[Date Prev][Date Next][Thread Prev][Thread Next][Date Index][Thread Index]
Re: strings draft
From: Tom Lord <lord@xxxxxxx>
Subject: Re: strings draft
Date: Fri, 23 Jan 2004 20:31:32 -0800 (PST)
> > So, when the EUCJP Scheme reads a string
>
> > "\U+30AB.\U+309A."
>
> > Then it can produce a string which consists of a single characetr
> > EUCJP #xA5F7.
>
> Eh... no. The final language should be such that that string
> constant denotes a string of two Unicode codepoints.
[...]
> but all implementations must either refuse to read
>
> "\U+30AB.\U+309A."
>
> or have
>
> (string-length "\U+30AB.\U+309A.") => 2
I see. I think it's reasonable and acceptable. EUCJP
implementation can inform the user that it can't read the constant.

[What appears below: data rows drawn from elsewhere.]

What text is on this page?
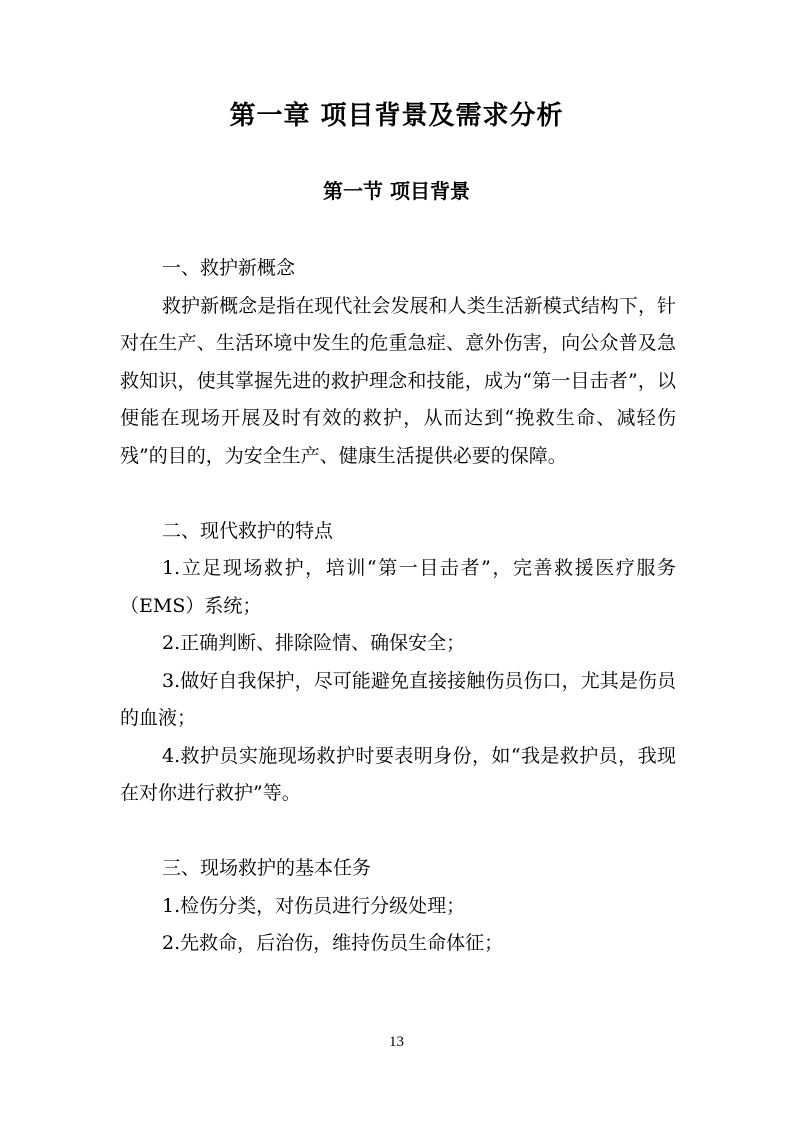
第一章 项目背景及需求分析
第一节 项目背景

一、救护新概念

救护新概念是指在现代社会发展和人类生活新模式结构下，针对在生产、生活环境中发生的危重急症、意外伤害，向公众普及急救知识，使其掌握先进的救护理念和技能，成为“第一目击者”，以便能在现场开展及时有效的救护，从而达到“挽救生命、减轻伤残”的目的，为安全生产、健康生活提供必要的保障。

二、现代救护的特点

1.立足现场救护，培训“第一目击者”，完善救援医疗服务（EMS）系统；

2.正确判断、排除险情、确保安全；

3.做好自我保护，尽可能避免直接接触伤员伤口，尤其是伤员的血液；

4.救护员实施现场救护时要表明身份，如“我是救护员，我现在对你进行救护”等。

三、现场救护的基本任务

1.检伤分类，对伤员进行分级处理；

2.先救命，后治伤，维持伤员生命体征；

13
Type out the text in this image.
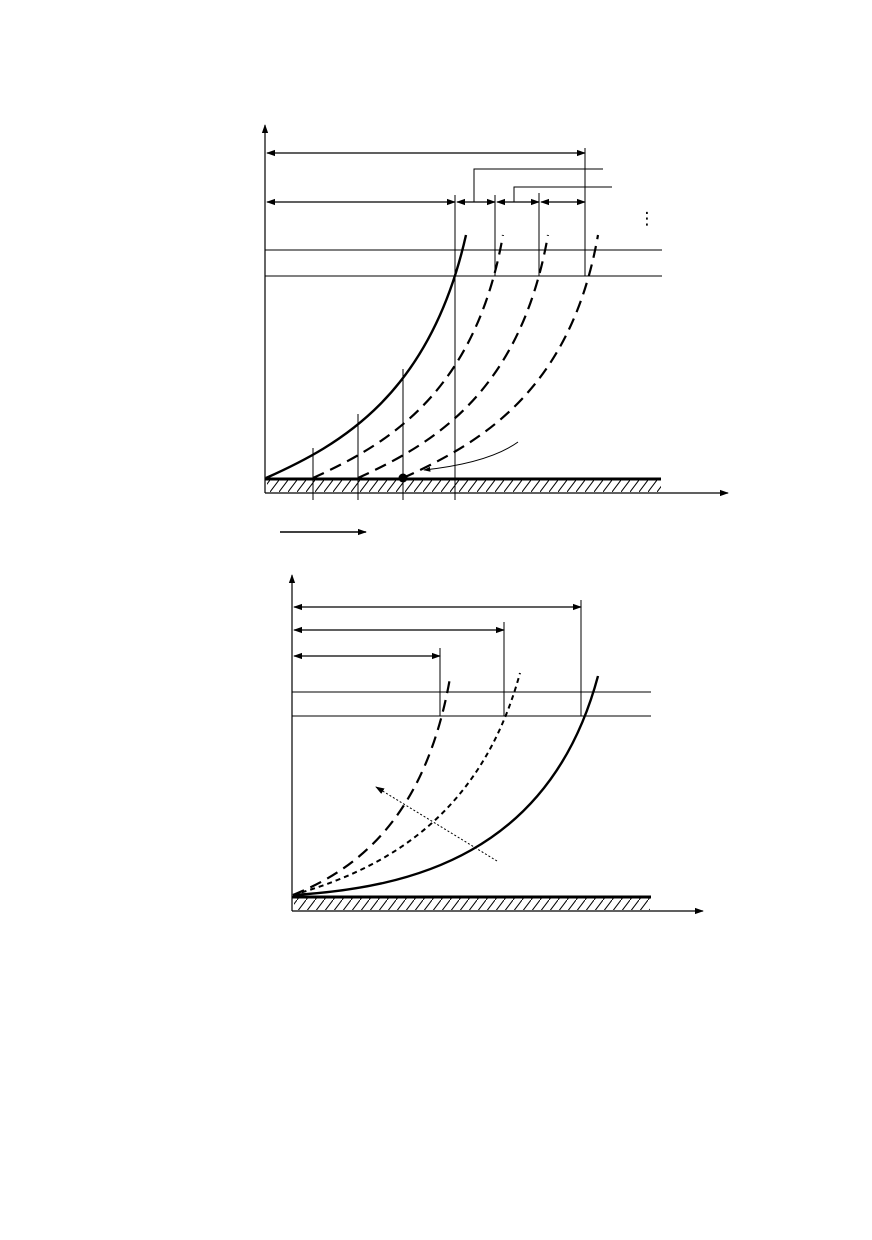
⋮
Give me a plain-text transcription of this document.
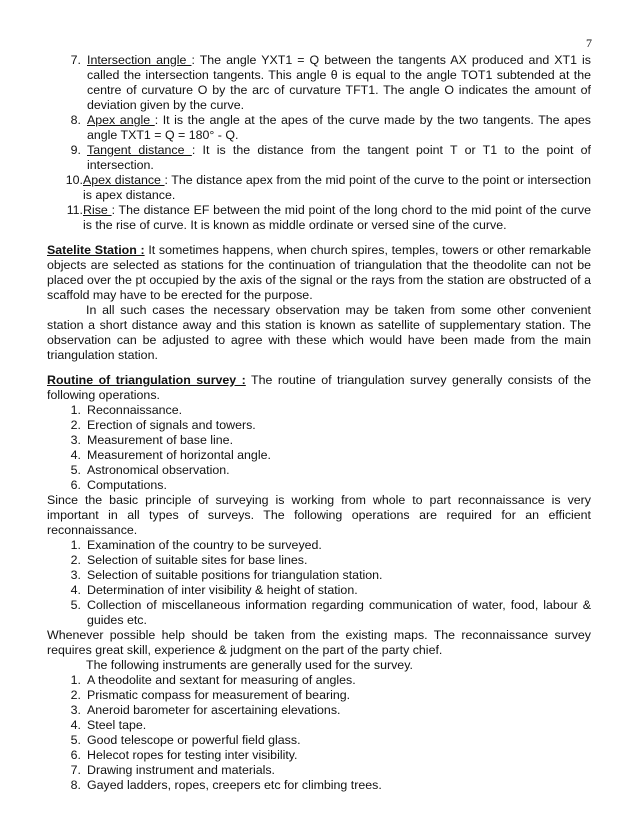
7
7. Intersection angle : The angle YXT1 = Q between the tangents AX produced and XT1 is called the intersection tangents. This angle θ is equal to the angle TOT1 subtended at the centre of curvature O by the arc of curvature TFT1. The angle O indicates the amount of deviation given by the curve.
8. Apex angle : It is the angle at the apes of the curve made by the two tangents. The apes angle TXT1 = Q = 180° - Q.
9. Tangent distance : It is the distance from the tangent point T or T1 to the point of intersection.
10. Apex distance : The distance apex from the mid point of the curve to the point or intersection is apex distance.
11. Rise : The distance EF between the mid point of the long chord to the mid point of the curve is the rise of curve. It is known as middle ordinate or versed sine of the curve.

Satelite Station : It sometimes happens, when church spires, temples, towers or other remarkable objects are selected as stations for the continuation of triangulation that the theodolite can not be placed over the pt occupied by the axis of the signal or the rays from the station are obstructed of a scaffold may have to be erected for the purpose.

In all such cases the necessary observation may be taken from some other convenient station a short distance away and this station is known as satellite of supplementary station. The observation can be adjusted to agree with these which would have been made from the main triangulation station.

Routine of triangulation survey : The routine of triangulation survey generally consists of the following operations.

1. Reconnaissance.
2. Erection of signals and towers.
3. Measurement of base line.
4. Measurement of horizontal angle.
5. Astronomical observation.
6. Computations.

Since the basic principle of surveying is working from whole to part reconnaissance is very important in all types of surveys. The following operations are required for an efficient reconnaissance.

1. Examination of the country to be surveyed.
2. Selection of suitable sites for base lines.
3. Selection of suitable positions for triangulation station.
4. Determination of inter visibility & height of station.
5. Collection of miscellaneous information regarding communication of water, food, labour & guides etc.

Whenever possible help should be taken from the existing maps. The reconnaissance survey requires great skill, experience & judgment on the part of the party chief.

The following instruments are generally used for the survey.

1. A theodolite and sextant for measuring of angles.
2. Prismatic compass for measurement of bearing.
3. Aneroid barometer for ascertaining elevations.
4. Steel tape.
5. Good telescope or powerful field glass.
6. Helecot ropes for testing inter visibility.
7. Drawing instrument and materials.
8. Gayed ladders, ropes, creepers etc for climbing trees.
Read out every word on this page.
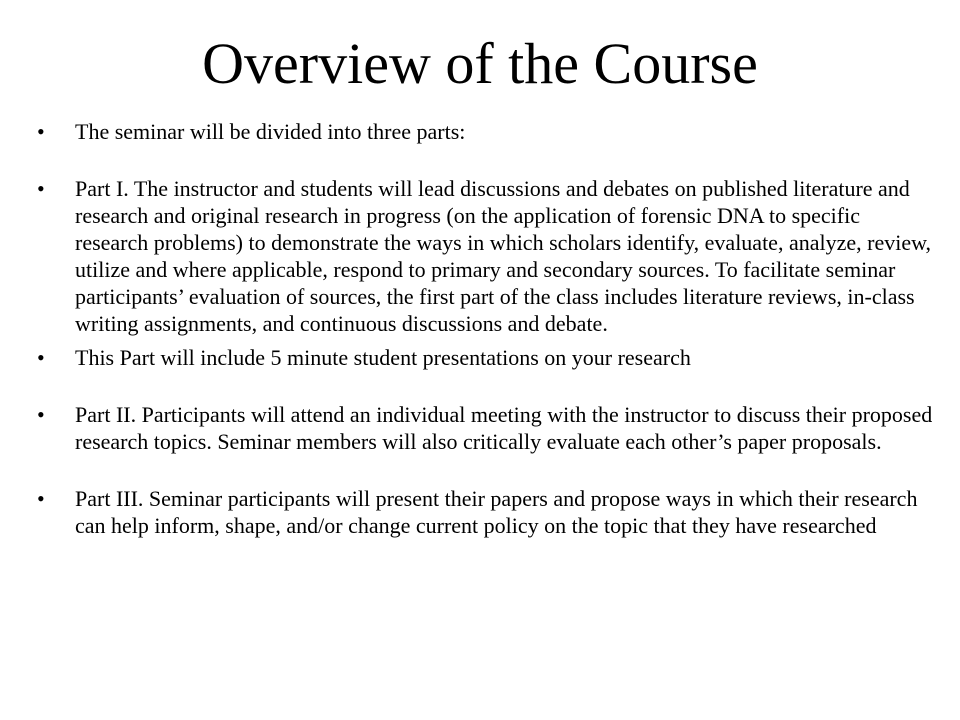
Overview of the Course
•	The seminar will be divided into three parts:
•	Part I. The instructor and students will lead discussions and debates on published literature and research and original research in progress (on the application of forensic DNA to specific research problems) to demonstrate the ways in which scholars identify, evaluate, analyze, review, utilize and where applicable, respond to primary and secondary sources. To facilitate seminar participants’ evaluation of sources, the first part of the class includes literature reviews, in-class writing assignments, and continuous discussions and debate.
•	This Part will include 5 minute student presentations on your research
•	Part II. Participants will attend an individual meeting with the instructor to discuss their proposed research topics. Seminar members will also critically evaluate each other’s paper proposals.
•	Part III. Seminar participants will present their papers and propose ways in which their research can help inform, shape, and/or change current policy on the topic that they have researched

There are a couple of edge cases that I'd like to be clearer.
Can it map U+30AB to EUCJP #xA5AB, and U+309A to some
alternative character that designates unrecognized character?
(U+3013 is used in Japan traditionally). It'll satisfy
codepoint index requirements. Though
(string-ref "\U+30AB.\U+309A." 1) would be a surprise.
This can be either way---if it's not allowed in the proposal,
I can provide a flag so the implementation can behave either
"strictly conforming Unicode API" or "loose mode".
Another edge case. Suppose U+30AB and U+309A codepoints are
written directly (without escaping) in the source code.
EUCJP implementation can still load such a file, if it is informed
that the source is in one of Unicode CES. It will convert
those two codepoints into one EUCJP #xA5AB character during
reading, so it'll produce a string of one character.
Is it an out of scope of the Unicode API?
> > If so, I have no problem to adopt the "codepoint index" proposal.
>
> Well, how about if I agree to every bit of that except for the syntax
> you used for the string constant?
I can agree with the "codepoint index" proposal, given the above
points are clearified.
It became much clear to me anyway. Thanks.
--shiro